There are several projects for irrigated agriculture from the Nile River affiliated to the public and private sectors, most notably:

Government projects include:
Capuchin, and Qandto, and Al-Bagrawiyah, and Jihad, and the martyr.

Private Sector Projects:
The Misiktab, Sardia, Shaqlawa, Capuchin, Al-Jazirah Al-Sibyliyah, Wood Banga, Honey Stone, and Al-Basabir.

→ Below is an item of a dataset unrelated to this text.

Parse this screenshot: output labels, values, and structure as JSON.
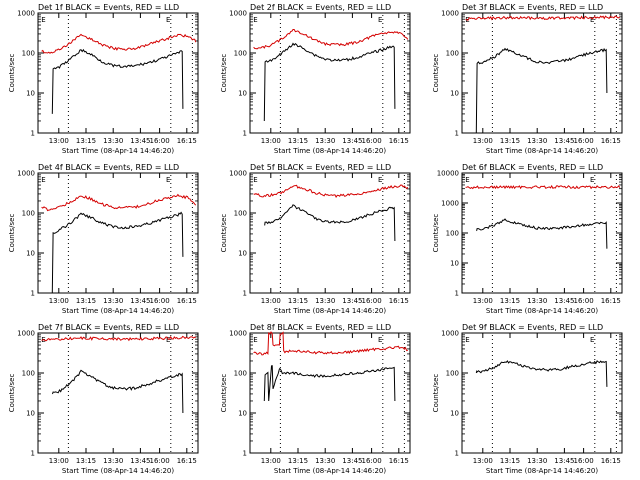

Existing investment projects:
Doxan, Tala, Karawan, Coral Company for Agricultural and Livestock Production, Fayet Project for Agricultural Production.

===Industrial sector===

Shendi industry was known from an early age and there are several industries, the most important and oldest of which is the spinning and weaving industry, where there is a textile factory considered one of the first textile factories established in Sudan. It also has a soap factory. Some factories have also been established recently, including the Fayet Dairy Factory, which covers the city of Shendi and supplies the capital with products, as well as the cities of Atbara and Damer, as well as the establishment of a Rawabi factory, west of the city of Shendi

==Infrastructure==

Roads have begun to be laid cross the city. The railway station in the city is no longer used for passenger travel, although freight trains continue to use the tracks. Local taxis and buses are available.

Mobile telephone coverage exists within the city, the neighboring towns of Al-Misiktab and Al-Mattamah, the outlying villages, and at the ancient Meroitic pyramids to the north. Internet connectivity is limited to the city.

==Institutions==
Schools exist within the town and local villages.

A UNESCO funded center exists within the town to promote education in foreign languages and Information Technology.

Shendi University is a public university that was established in 1994.
The university draws students from across Sudan to study there.